Palestine: Fresh Drug Use Study Calls for Action

17th January 2018 - Palestine

The results of a study conducted by the National Institute of Public Health in Ramallah, in collaboration with UNODC, the Ministry of Health, the World Health Organization in Palestine, and with the support of the Korean International Cooperation Agency, was released to reveal alarming figures on the spread and use of drugs in Palestine.

The study on illicit drug use (non-prescription drugs), including a size estimation study, which focuses on high-risk drug use in Palestine, is not only timely but is of significance as it updates the 11-year-old drug use data.

The problem of drug use has in recent years been mainly spreading among youth and women, especially among family members of current drug users. 

The unique socioeconomic context, characterized by political and economic tensions, has created conditions facilitating the spread of illicit drug use among Palestinians. The study results show that high-risk drug users in Palestine represent 1.8% of the male population above the age of 15. Eighty percent of high-risk drug users started using drug, mainly marijuana and hashish, at the age of 17. Most of these high-risk drug users are living in the North and South of the West Bank as well as Gaza. Furthermore, it found that of the 26,500 high-risk drug users, 1,188 inject drugs, of which 81% started using drugs before turning 18 years old.

The increasing prevalence of illicit drug use relates to the increasing exposure to new types of addictive substances and to the booming opportunities for income generation through drug smuggling and trading. Among the high-risk drug users, 4.2% are injecting drug users. In Gaza, cocaine is mostly injected by the high-risk drug users, while in the South and Center of the West Bank heroin is.

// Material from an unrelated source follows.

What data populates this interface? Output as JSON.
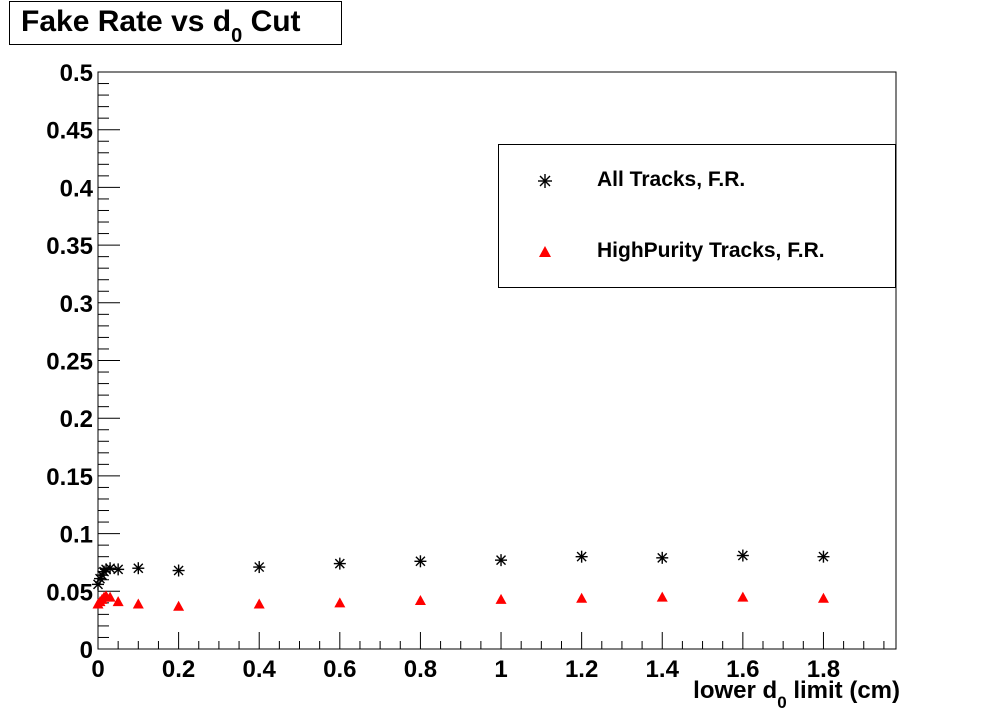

Most surprisingly, the study shows that there is a significant prevalence of marijuana or hashish but also, and mainly, the use of antidepressants and painkillers in high doses (methadone, morphine, phencyclidine, barbiturates, benzodiazepines, etc.) in the West Bank and East Jerusalem.

The study was released in an event on 16 November 2017 attended by the Palestinian Minister of Health, Dr Jawad Awwad, representatives of KOICA, UNODC and WHO, and other high-level dignitaries from the Ministries of Health, Interior, Social Solidarity, and Awqaf, as well as academia, research centres and other institutions working in the health field.

In his opening statement, Dr Awwad stated that the "study fills a gap in the data and information on the spread of high-risk drug use among Palestinians in the West Bank and Gaza Strip", and that it would pave the ground to develop relevant policies.

UNODC will strive to support the Palestinian Ministry of Health through developing a comprehensive drug dependence treatment and care system, fully integrated into the national health system, and through strengthening the institutional and human resource capacity of the Palestine National Rehabilitation Center to provide a comprehensive package of drug dependence treatment and rehabilitation services within the continuum of care through community based services.